= Foreign Investment Review Agency =

The Foreign Investment Review Agency (FIRA) was established by the Canadian Parliament in 1973 to ensure that the foreign acquisition and establishment of businesses in Canada was beneficial to the country. The Foreign Investment Review Act that created the agency was the culmination of a series of government reports and debates. The 1957 report of the Royal Commission on Canada's Economic Prospects (known as the Gordon Commission) firmly planted foreign investment on the political agenda. Next, the 1968 Watkins report (known formally as Foreign Ownership and the Structure of Canadian Industry), called for a national policy capable of handling Canada's interests in the age of the multinational corporation.

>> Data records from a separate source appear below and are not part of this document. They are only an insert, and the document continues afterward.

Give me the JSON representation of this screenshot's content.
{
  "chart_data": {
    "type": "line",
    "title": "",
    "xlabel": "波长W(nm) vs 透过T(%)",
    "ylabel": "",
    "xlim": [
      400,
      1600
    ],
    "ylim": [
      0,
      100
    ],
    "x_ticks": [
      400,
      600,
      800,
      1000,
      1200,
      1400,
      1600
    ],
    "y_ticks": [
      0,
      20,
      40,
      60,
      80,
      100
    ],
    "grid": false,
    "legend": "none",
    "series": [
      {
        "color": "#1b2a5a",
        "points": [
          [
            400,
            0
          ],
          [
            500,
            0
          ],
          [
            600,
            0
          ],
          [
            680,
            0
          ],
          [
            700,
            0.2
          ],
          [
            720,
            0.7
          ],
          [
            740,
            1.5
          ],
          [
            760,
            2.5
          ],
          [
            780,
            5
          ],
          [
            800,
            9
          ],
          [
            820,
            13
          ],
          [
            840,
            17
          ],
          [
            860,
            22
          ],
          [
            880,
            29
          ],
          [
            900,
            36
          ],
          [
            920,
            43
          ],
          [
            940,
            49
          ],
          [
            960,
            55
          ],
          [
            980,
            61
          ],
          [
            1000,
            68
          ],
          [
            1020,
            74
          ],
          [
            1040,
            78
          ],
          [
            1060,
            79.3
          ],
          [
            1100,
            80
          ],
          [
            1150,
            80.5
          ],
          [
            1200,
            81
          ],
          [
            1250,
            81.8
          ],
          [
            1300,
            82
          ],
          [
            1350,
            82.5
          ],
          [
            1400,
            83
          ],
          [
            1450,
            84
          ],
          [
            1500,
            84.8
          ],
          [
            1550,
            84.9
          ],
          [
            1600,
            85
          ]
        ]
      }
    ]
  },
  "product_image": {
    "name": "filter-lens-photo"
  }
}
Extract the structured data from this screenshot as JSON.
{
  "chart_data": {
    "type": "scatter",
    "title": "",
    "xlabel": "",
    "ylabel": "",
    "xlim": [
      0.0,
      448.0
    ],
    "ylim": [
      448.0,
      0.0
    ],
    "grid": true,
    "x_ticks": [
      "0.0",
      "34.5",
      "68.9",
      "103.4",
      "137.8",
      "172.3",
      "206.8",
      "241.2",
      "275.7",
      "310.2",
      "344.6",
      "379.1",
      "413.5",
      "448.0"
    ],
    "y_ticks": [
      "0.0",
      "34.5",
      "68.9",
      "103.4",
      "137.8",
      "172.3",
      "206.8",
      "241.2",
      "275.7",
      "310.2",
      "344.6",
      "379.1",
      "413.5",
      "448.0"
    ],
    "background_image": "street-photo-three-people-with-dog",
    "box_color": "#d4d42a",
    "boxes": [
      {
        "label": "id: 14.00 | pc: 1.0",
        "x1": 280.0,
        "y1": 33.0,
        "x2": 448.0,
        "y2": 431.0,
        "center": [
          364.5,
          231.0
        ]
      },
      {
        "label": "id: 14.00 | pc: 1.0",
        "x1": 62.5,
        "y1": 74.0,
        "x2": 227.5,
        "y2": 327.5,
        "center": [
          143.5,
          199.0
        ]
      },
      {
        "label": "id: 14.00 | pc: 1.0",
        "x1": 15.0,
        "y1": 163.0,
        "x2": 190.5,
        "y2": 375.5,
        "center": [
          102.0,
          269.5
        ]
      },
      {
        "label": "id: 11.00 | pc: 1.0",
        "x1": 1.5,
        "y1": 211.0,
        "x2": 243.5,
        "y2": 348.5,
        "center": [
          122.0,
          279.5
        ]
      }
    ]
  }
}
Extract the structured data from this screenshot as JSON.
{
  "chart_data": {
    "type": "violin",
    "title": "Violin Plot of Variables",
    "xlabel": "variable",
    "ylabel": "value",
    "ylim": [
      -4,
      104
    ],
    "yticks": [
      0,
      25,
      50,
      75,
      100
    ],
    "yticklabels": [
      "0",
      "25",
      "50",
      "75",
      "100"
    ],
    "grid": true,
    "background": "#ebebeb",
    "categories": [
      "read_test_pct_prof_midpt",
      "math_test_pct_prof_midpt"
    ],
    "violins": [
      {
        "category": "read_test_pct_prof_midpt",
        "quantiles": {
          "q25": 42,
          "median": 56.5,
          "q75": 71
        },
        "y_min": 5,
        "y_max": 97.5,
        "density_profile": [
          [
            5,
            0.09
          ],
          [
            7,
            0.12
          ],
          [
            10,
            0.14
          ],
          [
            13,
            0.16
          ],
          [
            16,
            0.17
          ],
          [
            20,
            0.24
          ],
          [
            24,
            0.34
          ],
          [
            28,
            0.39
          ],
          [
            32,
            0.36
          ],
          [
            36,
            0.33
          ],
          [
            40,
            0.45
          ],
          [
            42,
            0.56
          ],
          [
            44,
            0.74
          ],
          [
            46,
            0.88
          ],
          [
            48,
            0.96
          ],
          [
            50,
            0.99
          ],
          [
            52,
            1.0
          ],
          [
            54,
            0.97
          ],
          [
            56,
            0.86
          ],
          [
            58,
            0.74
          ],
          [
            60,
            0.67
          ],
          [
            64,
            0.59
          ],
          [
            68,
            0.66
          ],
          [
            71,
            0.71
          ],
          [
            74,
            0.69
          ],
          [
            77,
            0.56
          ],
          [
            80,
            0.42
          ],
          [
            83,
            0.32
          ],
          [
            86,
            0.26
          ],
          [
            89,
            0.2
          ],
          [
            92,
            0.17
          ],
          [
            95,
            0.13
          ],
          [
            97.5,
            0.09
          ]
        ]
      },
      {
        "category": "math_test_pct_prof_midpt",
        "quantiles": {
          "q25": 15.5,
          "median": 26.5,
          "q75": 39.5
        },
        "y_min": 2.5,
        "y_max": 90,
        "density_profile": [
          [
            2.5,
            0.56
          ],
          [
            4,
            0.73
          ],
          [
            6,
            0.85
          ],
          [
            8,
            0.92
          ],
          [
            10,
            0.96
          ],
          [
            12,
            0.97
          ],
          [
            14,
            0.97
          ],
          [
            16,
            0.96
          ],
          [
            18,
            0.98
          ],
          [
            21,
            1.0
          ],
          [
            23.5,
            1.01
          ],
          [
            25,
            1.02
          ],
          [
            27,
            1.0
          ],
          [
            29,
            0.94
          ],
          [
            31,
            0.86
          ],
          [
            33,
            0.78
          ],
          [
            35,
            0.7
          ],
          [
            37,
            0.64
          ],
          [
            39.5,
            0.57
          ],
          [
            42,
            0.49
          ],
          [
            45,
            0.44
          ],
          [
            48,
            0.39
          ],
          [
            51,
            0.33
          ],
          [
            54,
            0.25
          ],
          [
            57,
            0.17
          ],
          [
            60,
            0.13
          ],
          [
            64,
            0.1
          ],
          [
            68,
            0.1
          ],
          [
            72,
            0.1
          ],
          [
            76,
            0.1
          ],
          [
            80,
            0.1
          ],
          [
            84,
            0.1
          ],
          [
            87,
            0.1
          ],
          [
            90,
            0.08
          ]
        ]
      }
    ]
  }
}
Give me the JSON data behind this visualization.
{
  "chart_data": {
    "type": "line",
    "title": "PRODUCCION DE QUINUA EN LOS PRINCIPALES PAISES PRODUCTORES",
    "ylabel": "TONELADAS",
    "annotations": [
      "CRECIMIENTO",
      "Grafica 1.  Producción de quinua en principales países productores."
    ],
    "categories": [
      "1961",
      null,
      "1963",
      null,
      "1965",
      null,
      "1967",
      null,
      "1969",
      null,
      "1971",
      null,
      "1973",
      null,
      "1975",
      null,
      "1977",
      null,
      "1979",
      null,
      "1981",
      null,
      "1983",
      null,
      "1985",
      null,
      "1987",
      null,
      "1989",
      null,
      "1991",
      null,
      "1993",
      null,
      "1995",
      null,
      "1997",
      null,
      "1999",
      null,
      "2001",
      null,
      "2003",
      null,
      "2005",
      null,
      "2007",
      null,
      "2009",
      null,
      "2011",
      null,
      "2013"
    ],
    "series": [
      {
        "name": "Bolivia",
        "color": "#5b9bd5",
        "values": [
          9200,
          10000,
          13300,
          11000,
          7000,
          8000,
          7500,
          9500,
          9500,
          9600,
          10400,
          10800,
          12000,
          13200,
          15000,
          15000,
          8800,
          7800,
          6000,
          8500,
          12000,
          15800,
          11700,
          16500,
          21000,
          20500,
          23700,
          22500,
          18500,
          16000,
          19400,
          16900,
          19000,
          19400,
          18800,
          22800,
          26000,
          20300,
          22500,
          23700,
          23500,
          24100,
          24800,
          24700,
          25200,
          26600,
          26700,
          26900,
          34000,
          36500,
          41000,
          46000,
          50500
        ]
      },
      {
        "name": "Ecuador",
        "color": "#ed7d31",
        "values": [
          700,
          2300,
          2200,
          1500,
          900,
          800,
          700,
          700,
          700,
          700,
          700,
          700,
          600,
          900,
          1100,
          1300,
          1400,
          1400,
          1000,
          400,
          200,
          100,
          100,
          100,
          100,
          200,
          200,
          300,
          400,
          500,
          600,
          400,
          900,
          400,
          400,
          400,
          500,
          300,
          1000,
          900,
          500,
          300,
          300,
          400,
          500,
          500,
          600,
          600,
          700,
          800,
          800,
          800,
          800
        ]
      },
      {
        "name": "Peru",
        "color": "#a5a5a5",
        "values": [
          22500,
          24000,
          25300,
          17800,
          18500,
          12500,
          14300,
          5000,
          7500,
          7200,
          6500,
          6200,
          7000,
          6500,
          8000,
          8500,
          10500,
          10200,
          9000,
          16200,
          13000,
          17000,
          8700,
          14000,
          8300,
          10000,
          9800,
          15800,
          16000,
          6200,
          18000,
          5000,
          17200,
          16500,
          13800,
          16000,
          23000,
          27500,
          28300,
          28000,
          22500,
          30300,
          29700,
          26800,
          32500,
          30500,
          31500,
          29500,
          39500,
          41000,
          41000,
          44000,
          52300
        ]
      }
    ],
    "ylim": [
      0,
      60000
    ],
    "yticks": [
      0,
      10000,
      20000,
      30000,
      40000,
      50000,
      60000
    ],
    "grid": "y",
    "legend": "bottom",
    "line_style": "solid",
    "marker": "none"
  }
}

In 1970, the Wahn Report expanded the idea of a screening process, and finally the Gray report (known officially as Foreign Direct Investment in Canada) provided the rationale and framework for the agency. FIRA was placed under the jurisdiction of the Department of Industry and later, when it was merged with the Department of Trade and Commerce, under the newly named Department of Industry, Trade and Commerce. As outlined in section 2(2) of the act, takeovers were assessed based on their contribution to job creation, Canadian participation in management, competition with existing industries, new technology, and compatibility with federal and provincial economic policies.

When Prime Minister Brian Mulroney came to office in 1985, the agency was renamed Investment Canada and its mandate drastically reduced.